Hanging with the no-goods, addicts, alcoholics, whores, thieves, people of the street – but commoners, bandits, rogues, real people, and the prince cavorts with them and with Falstaff. Harry explores an alternative edge for his own life, his own education, his own standing place. The father grieves. We have children, relate to these sentiments, hope and pray, give our lives to the next generation, to the world. When having children, you sacrifice parts of your life, work for them, and age as they rise. They grow as tall and then taller than you, they eclipse you and live their own lives, and parts of you die as they gain life. We age whether we want to or not, rise past our best physical talents, and yet still must climb the mountain. Give to our children, and hope they do right, achieve their solid happiness, their own arrival. And because of our hopes, we fear what the king fears here, and we know Harry’s troubles. But he, the son, must adventure his life, make self-chosen decisions. Yet cannot escape his context and will not.

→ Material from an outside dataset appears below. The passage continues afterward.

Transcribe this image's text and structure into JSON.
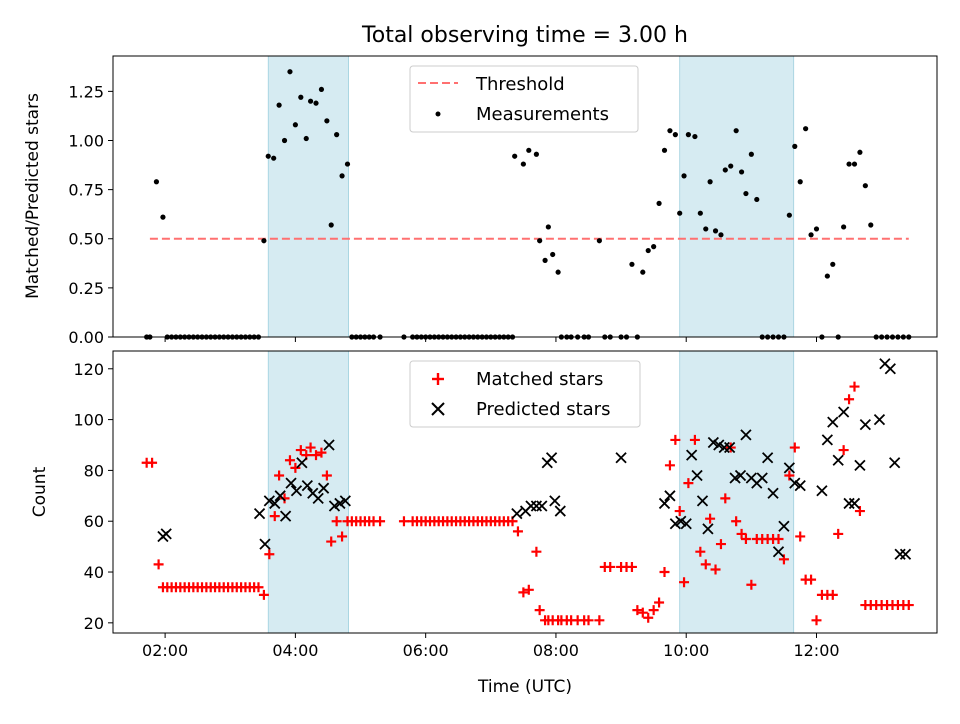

And he becomes his own version of the man, his own style of king, and experiences his heroic journey according to the first and last breath.
The quest according to our first and last breath. There is a circle, inhale to exhale. How these knots are tied. How we know the life pulse, our beating hearts. How we know our own mortality: we see it in one another’s eyes.
“Uneasy lies a head that wears a crown.”
Back in the bawdy house –
“You whoreson little valiant villain, you!”